There are two issues at least occurring here.  We expect the poor to lack basics, such as food. We see pictures of malnourished people constantly in appeals from charities. The concept of a poor, obese person seems intuitively oxymoronic.  Contrast this with the classic Great Depression picture of pinched, underfed faces.








[Source]

The second undercurrent is the fear that undermines much of American character these days as jobs and futures melt away. The health care opposition is framing the issue as taking from those who have to give to those who have not.  Since we ascribe (perhaps rightly) much of the health issues on the poor/obese, few feel the empathy necessary to make any sacrifice for those with less.

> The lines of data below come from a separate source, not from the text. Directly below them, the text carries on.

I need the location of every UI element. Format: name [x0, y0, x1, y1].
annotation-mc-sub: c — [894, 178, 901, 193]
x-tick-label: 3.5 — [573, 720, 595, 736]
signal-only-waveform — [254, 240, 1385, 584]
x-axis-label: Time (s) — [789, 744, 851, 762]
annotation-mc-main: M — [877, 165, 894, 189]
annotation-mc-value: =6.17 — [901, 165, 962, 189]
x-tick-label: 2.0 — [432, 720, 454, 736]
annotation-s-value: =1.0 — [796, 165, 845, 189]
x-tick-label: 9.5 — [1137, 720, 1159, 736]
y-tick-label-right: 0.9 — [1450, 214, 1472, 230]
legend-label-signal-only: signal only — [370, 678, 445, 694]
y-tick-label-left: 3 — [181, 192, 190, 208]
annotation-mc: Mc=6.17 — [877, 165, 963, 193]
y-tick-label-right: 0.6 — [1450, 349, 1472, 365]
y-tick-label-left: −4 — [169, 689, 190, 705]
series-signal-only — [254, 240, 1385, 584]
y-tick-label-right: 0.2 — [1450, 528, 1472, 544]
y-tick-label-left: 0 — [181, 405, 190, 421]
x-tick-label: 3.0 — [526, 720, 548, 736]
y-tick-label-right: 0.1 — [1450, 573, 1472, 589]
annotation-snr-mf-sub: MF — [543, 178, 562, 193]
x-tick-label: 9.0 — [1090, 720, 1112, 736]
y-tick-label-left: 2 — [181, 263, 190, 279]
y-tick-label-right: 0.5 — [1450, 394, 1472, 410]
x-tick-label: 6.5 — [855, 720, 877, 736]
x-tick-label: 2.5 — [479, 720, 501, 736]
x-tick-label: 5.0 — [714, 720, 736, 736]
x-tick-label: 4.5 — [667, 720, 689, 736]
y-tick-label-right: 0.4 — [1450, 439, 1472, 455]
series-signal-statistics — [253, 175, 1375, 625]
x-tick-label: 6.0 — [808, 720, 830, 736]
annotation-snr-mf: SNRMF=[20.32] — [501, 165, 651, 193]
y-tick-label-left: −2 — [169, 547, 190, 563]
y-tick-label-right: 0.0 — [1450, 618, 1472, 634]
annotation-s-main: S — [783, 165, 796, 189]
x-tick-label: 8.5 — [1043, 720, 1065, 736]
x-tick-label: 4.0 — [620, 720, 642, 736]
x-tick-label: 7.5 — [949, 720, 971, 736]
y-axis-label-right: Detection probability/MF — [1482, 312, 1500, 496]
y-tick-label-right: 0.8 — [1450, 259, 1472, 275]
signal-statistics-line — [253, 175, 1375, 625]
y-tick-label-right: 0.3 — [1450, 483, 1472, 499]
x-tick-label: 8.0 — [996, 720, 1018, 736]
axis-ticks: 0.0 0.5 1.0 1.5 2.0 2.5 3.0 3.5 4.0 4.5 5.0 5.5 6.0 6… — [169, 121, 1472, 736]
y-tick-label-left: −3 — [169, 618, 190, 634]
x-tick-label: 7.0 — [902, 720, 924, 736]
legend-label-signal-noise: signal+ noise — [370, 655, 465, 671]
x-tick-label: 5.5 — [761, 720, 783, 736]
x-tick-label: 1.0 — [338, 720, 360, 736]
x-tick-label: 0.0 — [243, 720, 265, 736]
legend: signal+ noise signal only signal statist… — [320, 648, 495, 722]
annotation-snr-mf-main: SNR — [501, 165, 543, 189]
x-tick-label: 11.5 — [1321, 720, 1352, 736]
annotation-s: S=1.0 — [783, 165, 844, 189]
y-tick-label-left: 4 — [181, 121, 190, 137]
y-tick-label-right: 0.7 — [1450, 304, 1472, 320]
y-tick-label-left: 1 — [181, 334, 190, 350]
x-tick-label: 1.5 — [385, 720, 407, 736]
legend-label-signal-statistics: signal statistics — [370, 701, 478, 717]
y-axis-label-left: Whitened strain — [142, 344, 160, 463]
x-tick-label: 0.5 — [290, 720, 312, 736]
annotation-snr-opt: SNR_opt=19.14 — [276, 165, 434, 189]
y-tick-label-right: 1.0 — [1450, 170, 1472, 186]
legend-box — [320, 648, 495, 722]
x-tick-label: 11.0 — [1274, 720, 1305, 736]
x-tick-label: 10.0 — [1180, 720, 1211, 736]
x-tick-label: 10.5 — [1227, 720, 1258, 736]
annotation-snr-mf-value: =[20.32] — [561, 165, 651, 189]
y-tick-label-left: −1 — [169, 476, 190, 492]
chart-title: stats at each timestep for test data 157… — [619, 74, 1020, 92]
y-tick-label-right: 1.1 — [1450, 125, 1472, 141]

In fact, as Justice Sotomayor discovered, "empathy" is definitely out of fashion right now.

Throw in misconceptions about who the "poor" in America are (of the roughly 36 million in poverty, 24 million are white, for example), and you have powerful emotions propelling the resistance to government aid to the poor.

The obesity complication to poverty will take some time to deal with counterintuitively, I would think. We're only beginning to admit to our own powerful biases against the obese. 

And as a member of a profession which is not noted for being slender (count the ratio of farmers you would consider overweight in any current farm magazine), it might behoove us to begin judging the poor with more calibrated eyes as well.

After all, that same prejudice could be in the eyes of those looking at us.